SAFE: a SAR Feature Extractor based on self-supervised learning and masked Siamese ViTs
Max Muzeau, Joana Frontera-Pons, Chengfang Ren, Jean-Philippe Ovarlez
TL;DR
The paper addresses the scarcity of labeled SAR data by proposing SAFE, a self-supervised framework using masked Siamese Vision Transformers to learn a general SAR feature extractor. SAFE employs a teacher–student ViT duo, prototype-based clustering, and SAR-tailored augmentations (e.g., sub-aperture decomposition, despeckling) to produce robust representations across acquisition modes and resolutions. It demonstrates versatility through segmentation, few-shot classification, feature visualization, and pattern detection on diverse SAR datasets, often matching or surpassing task-specific baselines without being trained on the evaluation data. The approach promises a scalable backbone for SAR applications, enabling reliable cross-sensor analysis and rapid deployment in real-world scenarios.
Abstract
Due to its all-weather and day-and-night capabilities, Synthetic Aperture Radar imagery is essential for various applications such as disaster management, earth monitoring, change detection and target recognition.
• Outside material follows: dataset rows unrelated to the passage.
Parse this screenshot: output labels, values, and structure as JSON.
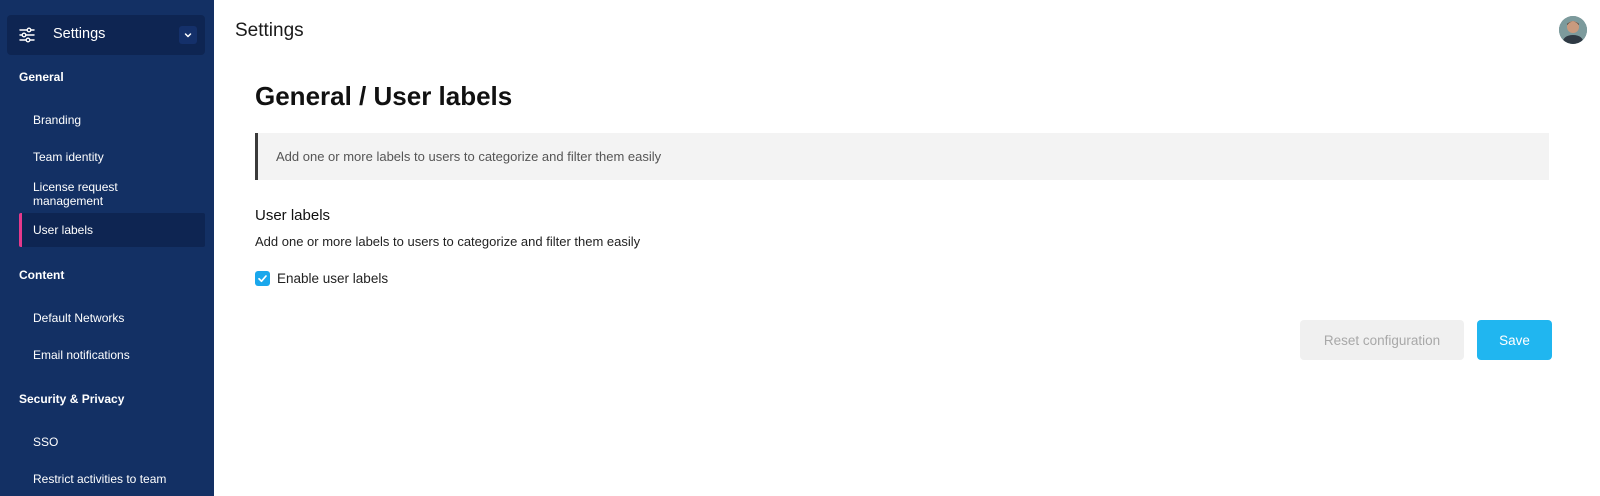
{
  "sidebar": {
    "app_title": "Settings",
    "app_icon": "sliders-icon",
    "sections": [
      {
        "title": "General",
        "items": [
          "Branding",
          "Team identity",
          "License request management",
          "User labels"
        ]
      },
      {
        "title": "Content",
        "items": [
          "Default Networks",
          "Email notifications"
        ]
      },
      {
        "title": "Security & Privacy",
        "items": [
          "SSO",
          "Restrict activities to team"
        ]
      }
    ],
    "active_item": "User labels",
    "accent_color": "#e5398b",
    "background_color": "#133064"
  },
  "header": {
    "title": "Settings",
    "avatar_icon": "user-avatar"
  },
  "main": {
    "page_title": "General / User labels",
    "info_text": "Add one or more labels to users to categorize and filter them easily",
    "section_heading": "User labels",
    "section_description": "Add one or more labels to users to categorize and filter them easily",
    "checkbox_label": "Enable user labels",
    "checkbox_checked": true,
    "reset_button_label": "Reset configuration",
    "save_button_label": "Save",
    "save_color": "#20b6f0"
  }
}
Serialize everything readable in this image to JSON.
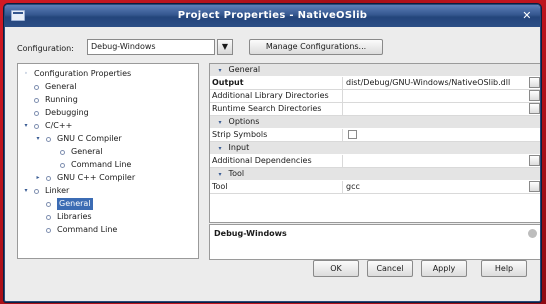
{
  "window": {
    "title": "Project Properties - NativeOSlib"
  },
  "config": {
    "label": "Configuration:",
    "selected": "Debug-Windows",
    "manage_label": "Manage Configurations..."
  },
  "tree": {
    "items": [
      {
        "label": "Configuration Properties"
      },
      {
        "label": "General"
      },
      {
        "label": "Running"
      },
      {
        "label": "Debugging"
      },
      {
        "label": "C/C++"
      },
      {
        "label": "GNU C Compiler"
      },
      {
        "label": "General"
      },
      {
        "label": "Command Line"
      },
      {
        "label": "GNU C++ Compiler"
      },
      {
        "label": "Linker"
      },
      {
        "label": "General"
      },
      {
        "label": "Libraries"
      },
      {
        "label": "Command Line"
      }
    ],
    "selected_index": 10
  },
  "properties": {
    "categories": [
      {
        "label": "General"
      },
      {
        "label": "Options"
      },
      {
        "label": "Input"
      },
      {
        "label": "Tool"
      }
    ],
    "rows": [
      {
        "name": "Output",
        "value": "dist/Debug/GNU-Windows/NativeOSlib.dll"
      },
      {
        "name": "Additional Library Directories",
        "value": ""
      },
      {
        "name": "Runtime Search Directories",
        "value": ""
      },
      {
        "name": "Strip Symbols",
        "value": ""
      },
      {
        "name": "Additional Dependencies",
        "value": ""
      },
      {
        "name": "Tool",
        "value": "gcc"
      }
    ]
  },
  "description": {
    "title": "Debug-Windows"
  },
  "buttons": {
    "ok": "OK",
    "cancel": "Cancel",
    "apply": "Apply",
    "help": "Help"
  }
}
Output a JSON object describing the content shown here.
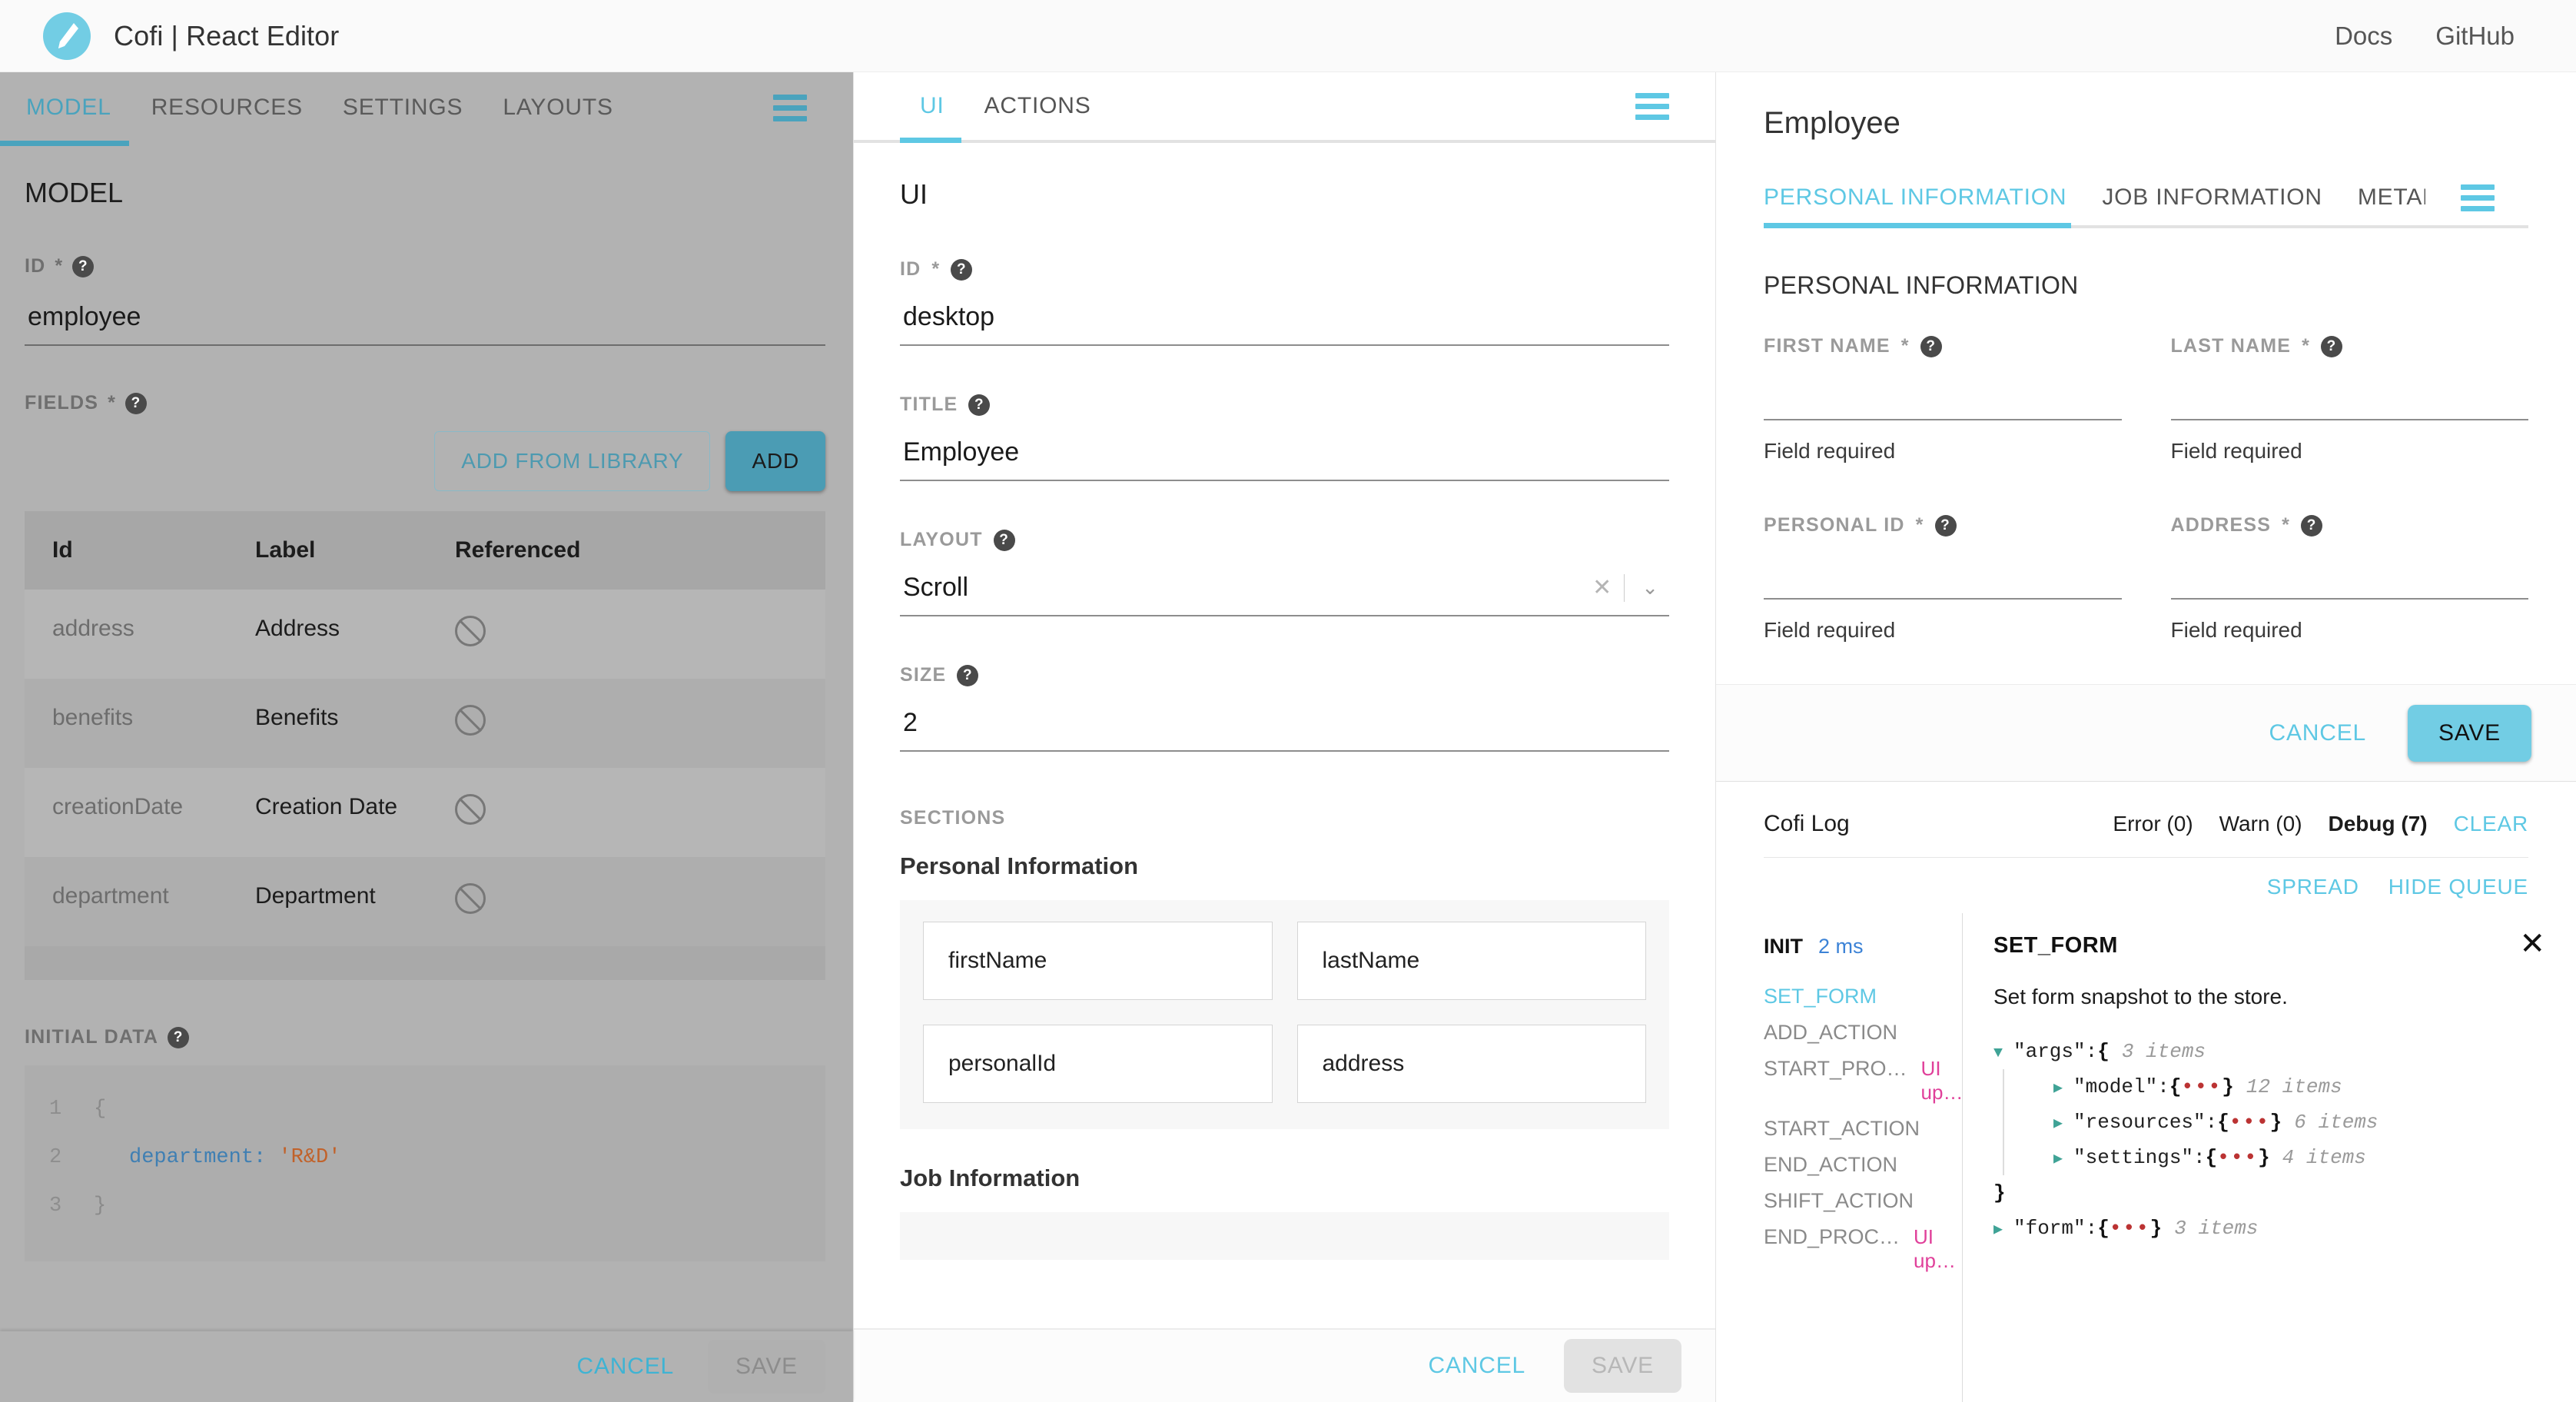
{
  "topbar": {
    "brand_title": "Cofi | React Editor",
    "logo_icon": "pencil-icon",
    "links": [
      {
        "label": "Docs"
      },
      {
        "label": "GitHub"
      }
    ]
  },
  "left_panel": {
    "tabs": [
      {
        "label": "MODEL",
        "active": true
      },
      {
        "label": "RESOURCES",
        "active": false
      },
      {
        "label": "SETTINGS",
        "active": false
      },
      {
        "label": "LAYOUTS",
        "active": false
      }
    ],
    "menu_icon": "hamburger-menu-icon",
    "title": "MODEL",
    "id_field": {
      "label": "ID",
      "required": "*",
      "help": "?",
      "value": "employee"
    },
    "fields_label": {
      "label": "FIELDS",
      "required": "*",
      "help": "?"
    },
    "add_from_library_button": "ADD FROM LIBRARY",
    "add_button": "ADD",
    "table": {
      "columns": [
        "Id",
        "Label",
        "Referenced"
      ],
      "rows": [
        {
          "id": "address",
          "label": "Address",
          "referenced": "not-referenced-icon"
        },
        {
          "id": "benefits",
          "label": "Benefits",
          "referenced": "not-referenced-icon"
        },
        {
          "id": "creationDate",
          "label": "Creation Date",
          "referenced": "not-referenced-icon"
        },
        {
          "id": "department",
          "label": "Department",
          "referenced": "not-referenced-icon"
        }
      ]
    },
    "initial_data_label": {
      "label": "INITIAL DATA",
      "help": "?"
    },
    "code": [
      {
        "n": "1",
        "key": "",
        "text": "{"
      },
      {
        "n": "2",
        "key": "department:",
        "text": "'R&D'"
      },
      {
        "n": "3",
        "key": "",
        "text": "}"
      }
    ],
    "cancel_button": "CANCEL",
    "save_button": "SAVE"
  },
  "mid_panel": {
    "tabs": [
      {
        "label": "UI",
        "active": true
      },
      {
        "label": "ACTIONS",
        "active": false
      }
    ],
    "menu_icon": "hamburger-menu-icon",
    "title": "UI",
    "id_field": {
      "label": "ID",
      "required": "*",
      "help": "?",
      "value": "desktop"
    },
    "title_field": {
      "label": "TITLE",
      "help": "?",
      "value": "Employee"
    },
    "layout_field": {
      "label": "LAYOUT",
      "help": "?",
      "value": "Scroll",
      "clear_icon": "x-clear-icon",
      "caret_icon": "chevron-down-icon"
    },
    "size_field": {
      "label": "SIZE",
      "help": "?",
      "value": "2"
    },
    "sections_label": "SECTIONS",
    "sections": [
      {
        "name": "Personal Information",
        "chips": [
          "firstName",
          "lastName",
          "personalId",
          "address"
        ]
      },
      {
        "name": "Job Information",
        "chips": []
      }
    ],
    "cancel_button": "CANCEL",
    "save_button": "SAVE"
  },
  "right_panel": {
    "title": "Employee",
    "tabs": [
      {
        "label": "PERSONAL INFORMATION",
        "active": true
      },
      {
        "label": "JOB INFORMATION",
        "active": false
      },
      {
        "label": "METADATA",
        "active": false
      }
    ],
    "menu_icon": "hamburger-menu-icon",
    "section_title": "PERSONAL INFORMATION",
    "fields": [
      {
        "label": "FIRST NAME",
        "required": "*",
        "help": "?",
        "value": "",
        "error": "Field required"
      },
      {
        "label": "LAST NAME",
        "required": "*",
        "help": "?",
        "value": "",
        "error": "Field required"
      },
      {
        "label": "PERSONAL ID",
        "required": "*",
        "help": "?",
        "value": "",
        "error": "Field required"
      },
      {
        "label": "ADDRESS",
        "required": "*",
        "help": "?",
        "value": "",
        "error": "Field required"
      }
    ],
    "cancel_button": "CANCEL",
    "save_button": "SAVE"
  },
  "cofi_log": {
    "name": "Cofi Log",
    "error_count": "Error (0)",
    "warn_count": "Warn (0)",
    "debug_count": "Debug (7)",
    "clear_button": "CLEAR",
    "spread_button": "SPREAD",
    "hide_queue_button": "HIDE QUEUE",
    "queue": {
      "init_label": "INIT",
      "init_time": "2 ms",
      "items": [
        {
          "label": "SET_FORM",
          "note": "",
          "selected": true
        },
        {
          "label": "ADD_ACTION",
          "note": "",
          "selected": false
        },
        {
          "label": "START_PRO…",
          "note": "UI up…",
          "selected": false
        },
        {
          "label": "START_ACTION",
          "note": "",
          "selected": false
        },
        {
          "label": "END_ACTION",
          "note": "",
          "selected": false
        },
        {
          "label": "SHIFT_ACTION",
          "note": "",
          "selected": false
        },
        {
          "label": "END_PROC…",
          "note": "UI up…",
          "selected": false
        }
      ]
    },
    "detail": {
      "title": "SET_FORM",
      "close_icon": "close-icon",
      "description": "Set form snapshot to the store.",
      "tree": [
        {
          "indent": 0,
          "caret": "open",
          "key": "\"args\"",
          "sep": " : ",
          "brace": "{",
          "dots": false,
          "count": "3 items"
        },
        {
          "indent": 1,
          "caret": "closed",
          "key": "\"model\"",
          "sep": " : ",
          "brace": "{",
          "dots": true,
          "count": "12 items"
        },
        {
          "indent": 1,
          "caret": "closed",
          "key": "\"resources\"",
          "sep": " : ",
          "brace": "{",
          "dots": true,
          "count": "6 items"
        },
        {
          "indent": 1,
          "caret": "closed",
          "key": "\"settings\"",
          "sep": " : ",
          "brace": "{",
          "dots": true,
          "count": "4 items"
        },
        {
          "indent": 0,
          "caret": "none",
          "key": "",
          "sep": "",
          "brace": "}",
          "dots": false,
          "count": ""
        },
        {
          "indent": 0,
          "caret": "closed",
          "key": "\"form\"",
          "sep": " : ",
          "brace": "{",
          "dots": true,
          "count": "3 items"
        }
      ]
    }
  },
  "colors": {
    "accent_cyan": "#5ec8e4",
    "accent_teal": "#4b9cb4",
    "save_cyan": "#72cde4",
    "panel_gray": "#b2b2b2",
    "log_pink": "#e0409a",
    "log_blue": "#3b82d6"
  }
}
However, the scarcity of labeled SAR data limits the performance of most deep learning algorithms. To address this issue, we propose a novel self-supervised learning framework based on masked Siamese Vision Transformers to create a General SAR Feature Extractor coined SAFE. Our method leverages contrastive learning principles to train a model on unlabeled SAR data, extracting robust and generalizable features. SAFE is applicable across multiple SAR acquisition modes and resolutions. We introduce tailored data augmentation techniques specific to SAR imagery, such as sub-aperture decomposition and despeckling. Comprehensive evaluations on various downstream tasks, including few-shot classification, segmentation, visualization, and pattern detection, demonstrate the effectiveness and versatility of the proposed approach. Our network competes with or surpasses other state-of-the-art methods in few-shot classification and segmentation tasks, even without being trained on the sensors used for the evaluation.